Boston-based startup, Lightmatter, which uses light for AI processing, has announced that it has raised $154 million in funding and increased its valuation as a result of clients purchasing its systems for quicker and more energy-efficient computing.

Revolutionizing AI Processing with Light-Based Hardware and Software

LightMatter is a tech company that produces chips that use the flow of light to perform computational processes such as matrix-vector products which are the core of many AI computations.

Currently, the AI industry employs GPUs and TPUs that use conventional silicon gates and transistors for such computations. However, these traditional chips are nearing their speed and density limits for a certain wattage or size.

As such, the supercomputers that enable training models like GPT-4 are large, use a tremendous amount of electricity, and generate a great deal of waste heat, a problem Lightmatter hopes to solve using light.

The telecommunications sector has used light for decades through fiber optic cables that carry data around the globe. Due to its efficiency, large computer firms are currently looking to deploy light-based technology in their data centers to cut back on power expenses.

For this reason, in 2017, Nick Harris founded the company based on optical computing work he and his colleagues completed at MIT, which is granting them the necessary patent licenses. A year later, he was able to get a $11 million seed investment that enabled the company to take the technology from prototype to product.

However, in 2021, investors began to worry about when the company would begin production with one saying at the time that “this isn’t a science project.” Harris acknowledged that while they understood “in principle” the technology should work, there was a tremendous amount of work to be done to make it operational.

Fortunately, the company was able to raise an additional $80 million from investors at around that time and the company began working on scaling the technology to production grade.

The company just held its Series C round where it has secured $154 million from SIP Global, Fidelity Management & Research Company, Viking Global Investors, HPE Pathfinder, and previous investors.
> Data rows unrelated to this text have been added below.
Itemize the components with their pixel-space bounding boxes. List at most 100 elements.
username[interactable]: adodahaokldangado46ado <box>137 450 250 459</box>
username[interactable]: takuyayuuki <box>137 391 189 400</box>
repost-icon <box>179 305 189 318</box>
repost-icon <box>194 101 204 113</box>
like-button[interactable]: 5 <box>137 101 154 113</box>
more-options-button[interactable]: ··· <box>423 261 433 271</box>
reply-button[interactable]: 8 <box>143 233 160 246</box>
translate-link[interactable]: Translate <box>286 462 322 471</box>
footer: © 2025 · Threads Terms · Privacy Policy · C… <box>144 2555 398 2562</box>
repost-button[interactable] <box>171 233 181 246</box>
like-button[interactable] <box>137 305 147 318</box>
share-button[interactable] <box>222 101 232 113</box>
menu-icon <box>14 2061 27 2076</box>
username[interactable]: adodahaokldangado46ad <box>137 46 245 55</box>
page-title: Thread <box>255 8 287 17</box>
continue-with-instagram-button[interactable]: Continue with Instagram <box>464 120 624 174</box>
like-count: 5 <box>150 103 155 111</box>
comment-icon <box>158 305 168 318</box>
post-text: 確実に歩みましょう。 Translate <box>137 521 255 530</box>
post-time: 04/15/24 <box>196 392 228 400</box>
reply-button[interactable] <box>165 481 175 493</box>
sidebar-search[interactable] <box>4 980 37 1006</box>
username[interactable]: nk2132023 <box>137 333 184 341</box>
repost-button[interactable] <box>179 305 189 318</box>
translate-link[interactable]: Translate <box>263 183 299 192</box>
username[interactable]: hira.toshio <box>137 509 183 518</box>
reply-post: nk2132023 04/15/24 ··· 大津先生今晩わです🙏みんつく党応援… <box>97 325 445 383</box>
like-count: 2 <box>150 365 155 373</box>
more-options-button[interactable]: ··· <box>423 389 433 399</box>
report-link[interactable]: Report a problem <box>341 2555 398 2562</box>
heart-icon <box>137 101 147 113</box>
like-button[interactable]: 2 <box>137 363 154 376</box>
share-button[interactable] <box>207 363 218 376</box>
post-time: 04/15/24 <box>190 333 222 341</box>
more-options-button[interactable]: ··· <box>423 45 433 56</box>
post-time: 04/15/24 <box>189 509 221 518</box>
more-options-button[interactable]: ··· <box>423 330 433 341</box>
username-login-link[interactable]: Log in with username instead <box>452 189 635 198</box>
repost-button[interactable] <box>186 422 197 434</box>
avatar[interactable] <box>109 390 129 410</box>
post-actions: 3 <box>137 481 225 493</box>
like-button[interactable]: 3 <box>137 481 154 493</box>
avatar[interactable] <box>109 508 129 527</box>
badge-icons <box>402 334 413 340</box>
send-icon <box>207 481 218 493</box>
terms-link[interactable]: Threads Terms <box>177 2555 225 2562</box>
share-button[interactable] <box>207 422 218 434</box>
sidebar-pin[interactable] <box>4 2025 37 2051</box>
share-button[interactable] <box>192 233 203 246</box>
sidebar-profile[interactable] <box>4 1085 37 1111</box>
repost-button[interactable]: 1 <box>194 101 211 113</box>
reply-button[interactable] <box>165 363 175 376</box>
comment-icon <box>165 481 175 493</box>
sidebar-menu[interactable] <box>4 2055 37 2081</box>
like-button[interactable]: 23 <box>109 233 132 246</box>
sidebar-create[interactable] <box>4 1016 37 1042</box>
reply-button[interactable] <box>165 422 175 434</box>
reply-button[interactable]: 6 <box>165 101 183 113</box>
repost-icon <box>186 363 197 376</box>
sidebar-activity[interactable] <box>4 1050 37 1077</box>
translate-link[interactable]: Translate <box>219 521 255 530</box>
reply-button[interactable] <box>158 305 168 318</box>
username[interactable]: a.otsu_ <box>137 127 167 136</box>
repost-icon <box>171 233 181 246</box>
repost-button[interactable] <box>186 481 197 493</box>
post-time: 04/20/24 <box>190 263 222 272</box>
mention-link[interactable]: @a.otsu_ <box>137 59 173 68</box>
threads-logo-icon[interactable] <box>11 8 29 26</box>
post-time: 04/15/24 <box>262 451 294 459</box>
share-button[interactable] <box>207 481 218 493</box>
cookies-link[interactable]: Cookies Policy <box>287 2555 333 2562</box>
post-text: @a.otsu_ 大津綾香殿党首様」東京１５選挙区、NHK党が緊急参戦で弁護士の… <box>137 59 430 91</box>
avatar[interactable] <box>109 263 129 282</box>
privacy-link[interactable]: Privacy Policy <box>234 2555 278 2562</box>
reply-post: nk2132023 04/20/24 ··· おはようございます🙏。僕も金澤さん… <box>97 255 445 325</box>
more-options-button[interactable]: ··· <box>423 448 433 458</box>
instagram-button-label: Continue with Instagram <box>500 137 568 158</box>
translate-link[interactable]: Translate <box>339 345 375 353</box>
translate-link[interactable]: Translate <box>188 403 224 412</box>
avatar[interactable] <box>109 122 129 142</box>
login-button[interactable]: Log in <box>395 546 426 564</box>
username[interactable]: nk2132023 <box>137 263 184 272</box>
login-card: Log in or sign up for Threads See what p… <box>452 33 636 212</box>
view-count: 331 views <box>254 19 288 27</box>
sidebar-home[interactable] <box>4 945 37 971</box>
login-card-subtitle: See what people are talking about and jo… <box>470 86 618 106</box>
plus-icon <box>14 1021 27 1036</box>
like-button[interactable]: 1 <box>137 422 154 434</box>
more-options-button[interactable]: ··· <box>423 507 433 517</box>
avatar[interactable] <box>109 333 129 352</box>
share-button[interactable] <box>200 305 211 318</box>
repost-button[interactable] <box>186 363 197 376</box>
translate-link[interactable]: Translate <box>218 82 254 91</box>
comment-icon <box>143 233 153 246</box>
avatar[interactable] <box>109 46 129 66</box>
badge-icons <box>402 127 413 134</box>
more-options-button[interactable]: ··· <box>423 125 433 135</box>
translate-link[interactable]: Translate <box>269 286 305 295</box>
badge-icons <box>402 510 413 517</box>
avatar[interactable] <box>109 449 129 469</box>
Lighting the Way to the Future

According to the CEO, Harris, Lightmatter is getting ready to make its public debut and is now running a number of test projects with its full stack of Envise – the computing hardware, Passage – the interconnect, essential for massive computing operations, and Idiom – a software platform that should allow machine learning developers to adapt quickly.

“We’ve built a software stack that integrates seamlessly with PyTorch and TensorFlow. The workflow for machine learning developers is the same from there — we take the neural networks built in these industry-standard applications and import our libraries, so all the code runs on Envise,” he explained.

With its hardware-software stack, the photonic computing firm hopes to disrupt the quickly expanding AI computation sector. The company asserts that its technology will advance the sector and significantly reduce electricity use.

“We use light to link computer chips together and we also use light to do calculations for deep learning,” Harris said to TechCrunch. He add3d:

“The reason that we’re getting these customers and data center scale deployments with our interconnect is that the generative AI boom is driving high-end chips like crazy.”

Lightmatter’s solution uses arrays of microscopic optical waveguides to enable the light to practically complete logic operations just by passing through them, making it at least theoretically faster and more effective. Since the waveguides are passive, producing the light itself, followed by reading and managing the output, uses the most power.

This type of optical computing has a particularly intriguing feature: you can boost chip power by employing multiple colors at once. Red does one action, while blue performs another, albeit in reality, 800 nanometers wavelength does one action and 820 for the other.

And while it is not easy to actualize this, these “virtual chips” can significantly boost the amount of processing done on an array. Double the colors, double the power.